Creating layers with different data sources

So far we have created layers which are powered by same data source. But there are fair number of use cases where two layer can have two different data source. Say, a visualization which shows change of weight of cars over the year and in the background you have a text showing the sample size of the experiment.

Here, if you notice carefully, you will realize that the are area layer is draw from Weight_in_lbs and Year field, but the text layer is drawn from the a separate data source: number of records in the dataset.

Here, the transform property receives a DataStore instance created by Muze internally. It is a wrapper over DataModel with additional utility functions. We use transform property of Muze to transform the data passed as input to calculate the total sample size.
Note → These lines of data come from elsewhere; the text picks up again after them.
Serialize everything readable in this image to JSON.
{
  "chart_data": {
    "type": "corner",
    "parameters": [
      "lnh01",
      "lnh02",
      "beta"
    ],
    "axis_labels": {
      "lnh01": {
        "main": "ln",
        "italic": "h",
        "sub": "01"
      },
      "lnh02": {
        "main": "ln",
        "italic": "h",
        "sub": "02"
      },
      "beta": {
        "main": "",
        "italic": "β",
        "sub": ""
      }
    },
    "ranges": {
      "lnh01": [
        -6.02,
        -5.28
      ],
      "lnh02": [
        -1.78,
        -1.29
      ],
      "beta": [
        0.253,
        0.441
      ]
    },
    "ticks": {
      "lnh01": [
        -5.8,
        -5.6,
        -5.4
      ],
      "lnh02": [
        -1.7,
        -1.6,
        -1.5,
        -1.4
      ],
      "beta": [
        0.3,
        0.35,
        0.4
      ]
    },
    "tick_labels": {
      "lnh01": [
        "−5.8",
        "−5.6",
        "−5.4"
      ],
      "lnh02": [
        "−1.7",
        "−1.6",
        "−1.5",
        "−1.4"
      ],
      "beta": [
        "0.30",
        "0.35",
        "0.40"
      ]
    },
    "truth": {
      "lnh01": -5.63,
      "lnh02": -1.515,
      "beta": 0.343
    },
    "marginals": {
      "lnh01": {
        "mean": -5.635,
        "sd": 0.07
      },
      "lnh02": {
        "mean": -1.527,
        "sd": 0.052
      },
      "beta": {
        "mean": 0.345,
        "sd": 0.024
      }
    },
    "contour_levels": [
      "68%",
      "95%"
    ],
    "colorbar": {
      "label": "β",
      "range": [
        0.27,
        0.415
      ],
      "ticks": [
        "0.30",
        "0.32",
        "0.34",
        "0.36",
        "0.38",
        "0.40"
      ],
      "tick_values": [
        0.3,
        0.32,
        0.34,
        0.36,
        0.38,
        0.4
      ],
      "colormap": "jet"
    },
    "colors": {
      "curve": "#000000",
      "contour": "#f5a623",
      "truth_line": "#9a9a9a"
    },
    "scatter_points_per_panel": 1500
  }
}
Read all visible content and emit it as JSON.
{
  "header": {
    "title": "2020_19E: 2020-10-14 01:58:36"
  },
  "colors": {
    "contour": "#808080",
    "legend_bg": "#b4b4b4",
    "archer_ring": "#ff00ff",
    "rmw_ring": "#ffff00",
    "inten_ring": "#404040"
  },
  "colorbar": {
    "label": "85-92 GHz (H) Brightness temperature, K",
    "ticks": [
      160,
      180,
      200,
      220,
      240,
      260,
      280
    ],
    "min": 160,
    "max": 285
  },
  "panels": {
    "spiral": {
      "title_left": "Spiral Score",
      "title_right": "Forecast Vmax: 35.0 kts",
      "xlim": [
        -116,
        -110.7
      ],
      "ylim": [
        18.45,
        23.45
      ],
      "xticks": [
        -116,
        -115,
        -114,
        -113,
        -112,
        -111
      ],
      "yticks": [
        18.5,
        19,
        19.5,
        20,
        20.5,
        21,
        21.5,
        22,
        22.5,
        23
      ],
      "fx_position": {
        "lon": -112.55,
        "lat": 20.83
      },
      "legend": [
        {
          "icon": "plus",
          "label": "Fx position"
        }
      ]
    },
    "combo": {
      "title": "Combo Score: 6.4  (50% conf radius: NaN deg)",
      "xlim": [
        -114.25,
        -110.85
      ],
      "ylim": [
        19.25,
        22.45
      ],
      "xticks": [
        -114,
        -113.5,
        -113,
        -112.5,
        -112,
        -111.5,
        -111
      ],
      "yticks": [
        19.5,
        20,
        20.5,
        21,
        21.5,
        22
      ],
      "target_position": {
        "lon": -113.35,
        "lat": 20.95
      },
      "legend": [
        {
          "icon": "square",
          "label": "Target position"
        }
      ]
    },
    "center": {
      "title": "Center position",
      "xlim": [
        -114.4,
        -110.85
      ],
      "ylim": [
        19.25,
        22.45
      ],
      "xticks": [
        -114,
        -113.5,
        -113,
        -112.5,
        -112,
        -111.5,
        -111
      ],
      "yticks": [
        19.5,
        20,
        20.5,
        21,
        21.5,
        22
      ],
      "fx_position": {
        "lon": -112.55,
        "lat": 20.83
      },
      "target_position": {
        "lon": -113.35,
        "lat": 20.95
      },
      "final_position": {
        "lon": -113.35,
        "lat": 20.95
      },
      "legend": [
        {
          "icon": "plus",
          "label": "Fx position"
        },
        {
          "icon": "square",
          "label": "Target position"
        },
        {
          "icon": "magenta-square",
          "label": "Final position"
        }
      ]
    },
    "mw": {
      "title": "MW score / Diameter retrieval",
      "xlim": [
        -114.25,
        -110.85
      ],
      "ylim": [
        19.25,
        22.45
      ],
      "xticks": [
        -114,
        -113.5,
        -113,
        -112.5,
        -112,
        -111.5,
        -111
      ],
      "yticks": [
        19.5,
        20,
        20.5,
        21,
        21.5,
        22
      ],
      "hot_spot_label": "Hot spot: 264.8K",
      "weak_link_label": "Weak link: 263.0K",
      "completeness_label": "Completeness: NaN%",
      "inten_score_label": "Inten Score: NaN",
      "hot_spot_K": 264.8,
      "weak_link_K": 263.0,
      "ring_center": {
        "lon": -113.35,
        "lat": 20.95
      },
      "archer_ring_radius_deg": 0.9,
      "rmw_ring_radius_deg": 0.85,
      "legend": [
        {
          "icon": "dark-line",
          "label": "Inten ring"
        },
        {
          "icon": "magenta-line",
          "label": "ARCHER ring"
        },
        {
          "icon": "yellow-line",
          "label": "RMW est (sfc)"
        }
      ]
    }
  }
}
Once the model is calculated assign this calculated model as souce to text layer.

Example

const { muze, getDataFromSearchQuery } = viz;

const data = getDataFromSearchQuery();

let dm = new DataModel(data);

const countDm = dm.calculateVariable(
{
name: "Sample Size",
type: "measure",
defAggFn: "sum", // When ever aggregation happens, it counts the number of elements in the bin
format: (val) => parseInt(val, 10),
},
["Name"],
() => 1,
);

muze
.canvas()
.rows(["Weight_in_lbs"])
.columns(["Year"])
.detail(["Sample Size"])
.transform({
weightChangeModel: (dt) => {
var dataLength = dt.getData().data.length;
return dt.select({
conditions: [
{
field: "__id__",
value: 0,
operator: "eq",
},
{
field: "__id__",
value: dataLength - 1,
operator: "eq",
},
],
operator: "or",
});
},
})
.layers([
{
mark: "area",
encoding: { y: "Weight_in_lbs" },
interpolate: "catmullRom" /* spline */,
},
{
mark: "text",
encoding: {
text: {
field: "Sample Size",
formatter: (t) => "Sample size: " + t.rawValue,
},
color: {
value: () => "#000",
},
},
className: "summary-text",
source: "weightChangeModel",
encodingTransform: (points) => {
/* Post drawing, position transformation of text */
points[0].update.x += 25;
points[0].update.y -= 10;

points[1].update.x -= 25;
points[1].update.y -= 20;
return points;
},
calculateDomain: false,
interactive: false,
},
])
.data(countDm)
.width(600)
.height(400)
.mount("#chart");

Layers with different data source

We create a new variable to calculate the total number of cars (sample size) in data, by doing

const countFn = calculateVariable(
{
name: "Sample Size",
type: "measure",
defAggFn: "sum", // When ever aggregation happens, it counts the number of elements in the bin
numberFormat: (val) => parseInt(val, 10),
},
["Name", () => 1],
);

const carCountDM = countFn(dm);

All it does is create a new filed named Sample Size and initialize the cell with value 1.

Next, when transform data source is calculated from

.transform({
weightChangeModel: (dt) => {
var dataLength = dt.getData().data.length;
return dt.select({
conditions: [
{
field: "__id__",
value: 0,
operator: "eq",
},
{
field: "__id__",
value: dataLength - 1,
operator: "eq",
},
],
operator: "or",
});
},
})

Sample Size gets aggregated with function sum giving us the total count of cars. The newly created data source is a named data source. We can access this data source by using weightChangeModel identifier.

The last step is to tell the layer, which data source to use by using the source property. If you don't specify the name of data source then by default Muze assigns the input data source to layer.

There is another property you should know about is encodingTransform. Once data points in layer gets positioned based on planer encoding (x and y) and gets visual representation based on retinal encoding (color, shape, size), you might feel the need to change the calculated values of encoding of a point. For adjustments like this we use encodingTransform. Like, in the above example, we positioned the texts at particular positions in the canvas (slightly shifted horizontally and vertically for better visibility) using encodingTransfrom.